Like I was saying...
6/17/2008 12:59:21 PM by Gary Lessner
As many of you know, for years I've been saying that independent agencies can outperform the big multinationals in local and regional markets such as ours. This article from the June 9 edition of Adweek proves the point. We should be going after those local and regional, if not national and international accounts, in our markets. They are being underserved by the big guys. Hope all is well with everyone. --Gary Lessner
It's Sunset for L.A.'s Ad Agency Outposts
Local shops just got a little harder to find: Omnicom will pull creative out of the L.A. branch of BBDO West
June 9, 2008
-By Gregory Solman
LOS ANGELES Two of the outcomes of the Mitsubishi Motors North America review had been determined before the finals: The winner was not going to be the undefending incumbent, BBDO West, and there would only be a 1-in-4 chance that a network office, Omnicom's DDB L.A., would prevail. (A decision was still pending as this story was being prepared.)
The other finalists, all independents, made for an oddball lot: Erstwhile Ford and Lexus creative director Tom Cordner's startup, Traffic; WongDoody, a Seattle and L.A. combo with no obvious automotive résumé; and Ignited, a digital specialist started by a former Activision executive.
As an unintended consequence of the review, local agencies just got a little harder to find: Omnicom will pull creative out of the L.A. branch of BBDO West.
"It's not difficult to have a large office in L.A.," said Andrew Robertson, president and CEO of BBDO Worldwide, New York. "All you have to have is a car account or Apple. However, if you don't have one of those, then you need to decide where to have your West Coast talent center of gravity, in L.A. or San Francisco. We've chosen to concentrate our talent in San Francisco."

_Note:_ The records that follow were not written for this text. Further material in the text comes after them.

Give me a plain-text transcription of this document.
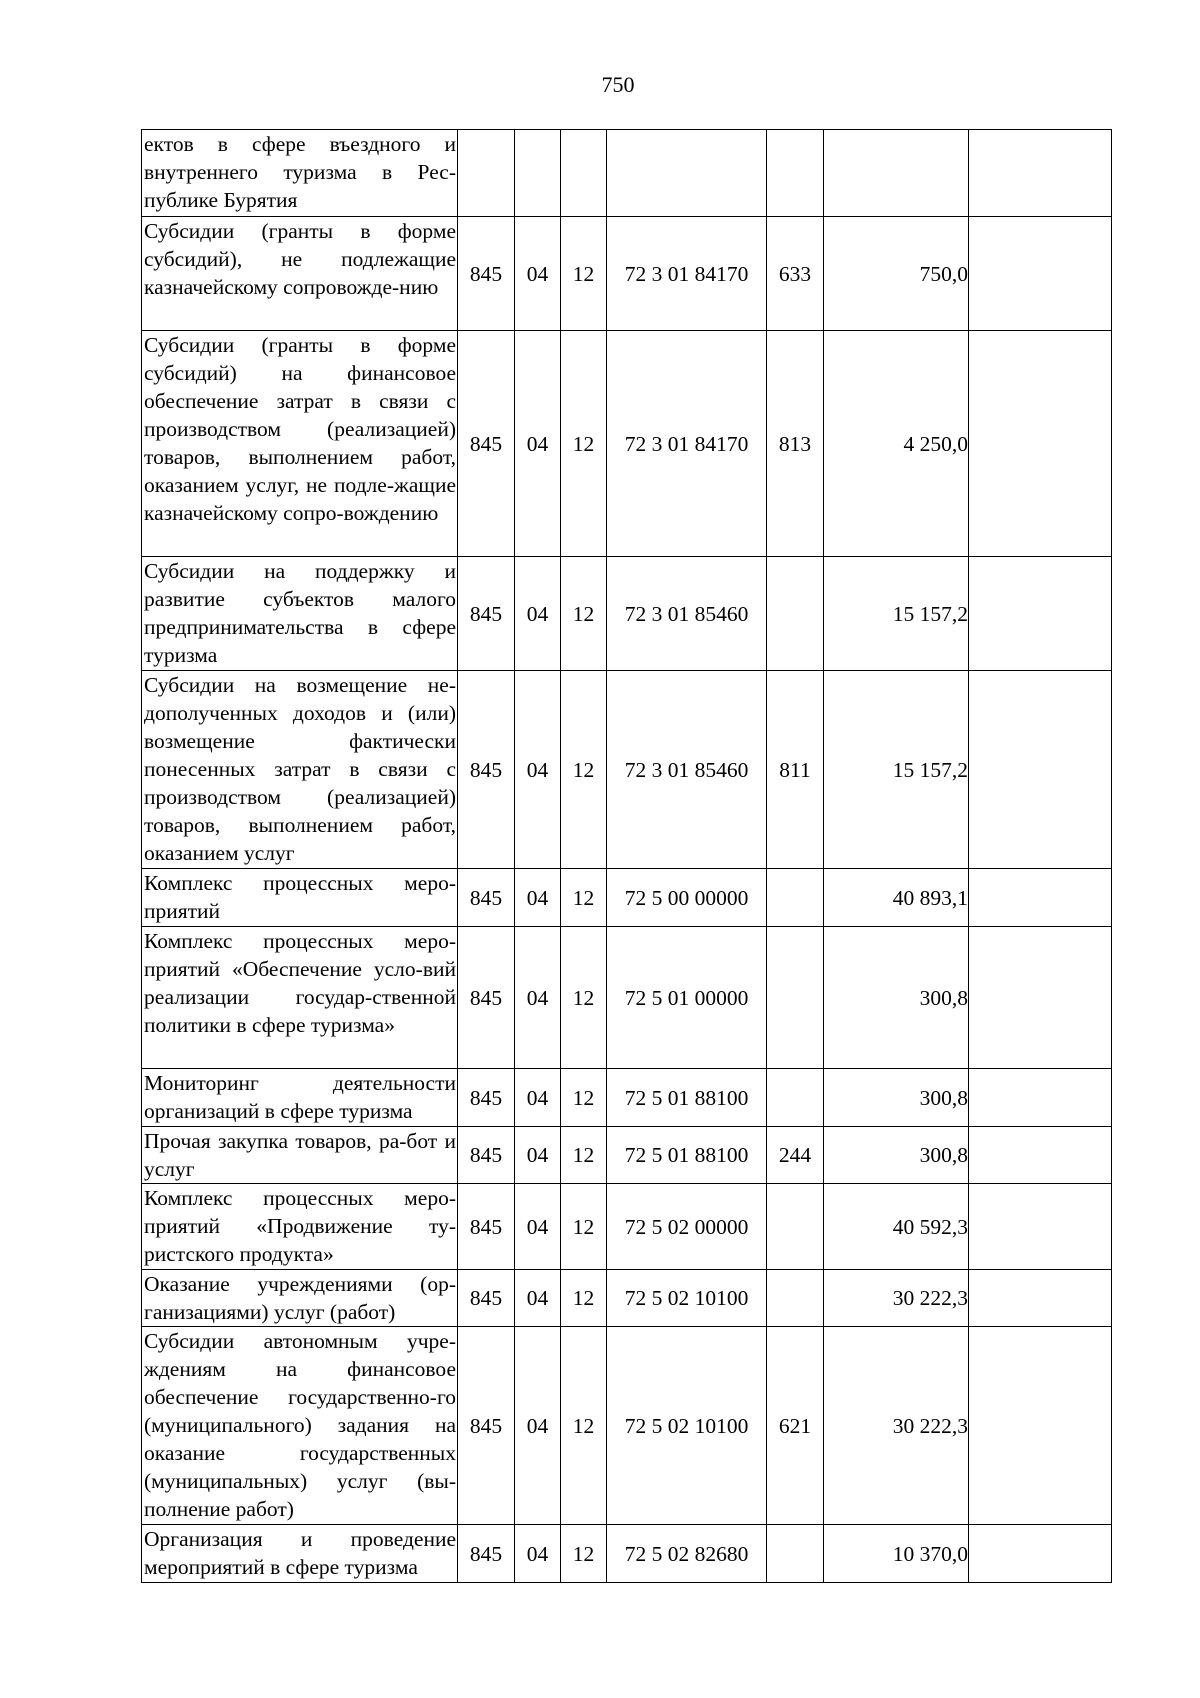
750
ектов в сфере въездного и внутреннего туризма в Рес-публике Бурятия							
Субсидии (гранты в форме субсидий), не подлежащие казначейскому сопровожде-нию	845	04	12	72 3 01 84170	633	750,0	
Субсидии (гранты в форме субсидий) на финансовое обеспечение затрат в связи с производством (реализацией) товаров, выполнением работ, оказанием услуг, не подле-жащие казначейскому сопро-вождению	845	04	12	72 3 01 84170	813	4 250,0	
Субсидии на поддержку и развитие субъектов малого предпринимательства в сфере туризма	845	04	12	72 3 01 85460		15 157,2	
Субсидии на возмещение не-дополученных доходов и (или) возмещение фактически понесенных затрат в связи с производством (реализацией) товаров, выполнением работ, оказанием услуг	845	04	12	72 3 01 85460	811	15 157,2	
Комплекс процессных меро-приятий	845	04	12	72 5 00 00000		40 893,1	
Комплекс процессных меро-приятий «Обеспечение усло-вий реализации государ-ственной политики в сфере туризма»	845	04	12	72 5 01 00000		300,8	
Мониторинг деятельности организаций в сфере туризма	845	04	12	72 5 01 88100		300,8	
Прочая закупка товаров, ра-бот и услуг	845	04	12	72 5 01 88100	244	300,8	
Комплекс процессных меро-приятий «Продвижение ту-ристского продукта»	845	04	12	72 5 02 00000		40 592,3	
Оказание учреждениями (ор-ганизациями) услуг (работ)	845	04	12	72 5 02 10100		30 222,3	
Субсидии автономным учре-ждениям на финансовое обеспечение государственно-го (муниципального) задания на оказание государственных (муниципальных) услуг (вы-полнение работ)	845	04	12	72 5 02 10100	621	30 222,3	
Организация и проведение мероприятий в сфере туризма	845	04	12	72 5 02 82680		10 370,0	
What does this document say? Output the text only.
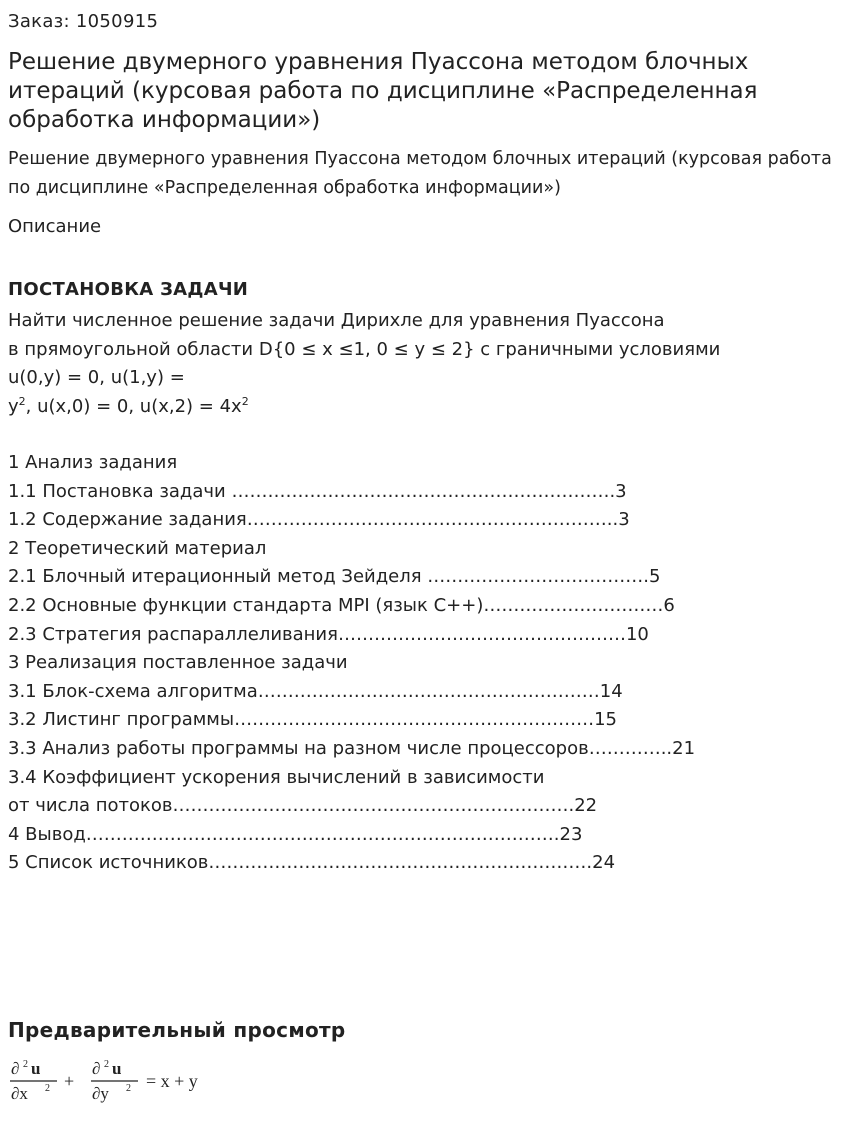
Заказ: 1050915
Решение двумерного уравнения Пуассона методом блочных итераций (курсовая работа по дисциплине «Распределенная обработка информации»)
Решение двумерного уравнения Пуассона методом блочных итераций (курсовая работа по дисциплине «Распределенная обработка информации»)
Описание
ПОСТАНОВКА ЗАДАЧИ
Найти численное решение задачи Дирихле для уравнения Пуассона
в прямоугольной области D{0 ≤ x ≤1, 0 ≤ y ≤ 2} с граничными условиями
u(0,y) = 0, u(1,y) =
$y^2$, u(x,0) = 0, $u(x,2) = 4x^2$
1 Анализ задания
1.1 Постановка задачи ……………………………………………………….3
1.2 Содержание задания……………………………………………………..3
2 Теоретический материал
2.1 Блочный итерационный метод Зейделя ……………………………….5
2.2 Основные функции стандарта MPI (язык С++)…………………………6
2.3 Стратегия распараллеливания…………………………………………10
3 Реализация поставленное задачи
3.1 Блок-схема алгоритма…………………………………………………14
3.2 Листинг программы……………………………………………………15
3.3 Анализ работы программы на разном числе процессоров…………..21
3.4 Коэффициент ускорения вычислений в зависимости
от числа потоков………………………………………………………….22
4 Вывод…………………………………………………………………….23
5 Список источников……………………………………………………….24
Предварительный просмотр
∂ 2 u
∂x 2 +
∂ 2 u
∂y 2 = x + y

Robertson said the shop here -- which housed creative directors Steve Hayden and David Lubars and clients such as Apple, Pioneer and Best Western during peak years in the mid-'90s -- would become "a satellite office for San Francisco as well as any network clients in the vicinity."
BBDO's move is only the latest example of a business trend that is nearly as perplexing and frustrating to locals as why the nation's second-largest city can't field a pro football team. In just two decades, agencies that once dominated L.A.'s advertising landscape have disappeared or diminished significantly. In the last five years, many once-giant network offices along the Wilshire corridor -- JWT, FCB, Grey -- have pulled out entirely or been reduced to shells of their former selves.
The exceptions are few and do not disprove the trend. For example, despite some effort, Publicis Groupe's Saatchi & Saatchi has not expanded much beyond Toyota. McCann Erickson has struggled to grow Sony media or its part of Nestlé. DDB L.A. is on the comeback trail after winning Activision and making the Mitsubishi finals, but when Ameriquest departed last year, its biggest client was Wells Fargo ($55 million, per Nielsen Monitor-Plus). Once a top-three agency here, WPP's Ogilvy & Mather (known as OgilvyWest since last year's combining of Ogilvy One S.F. and Ogilvy L.A.) has relied on Cisco's growth (now $70 million in billings) while its grasp on Mattel ($290 million) has slipped.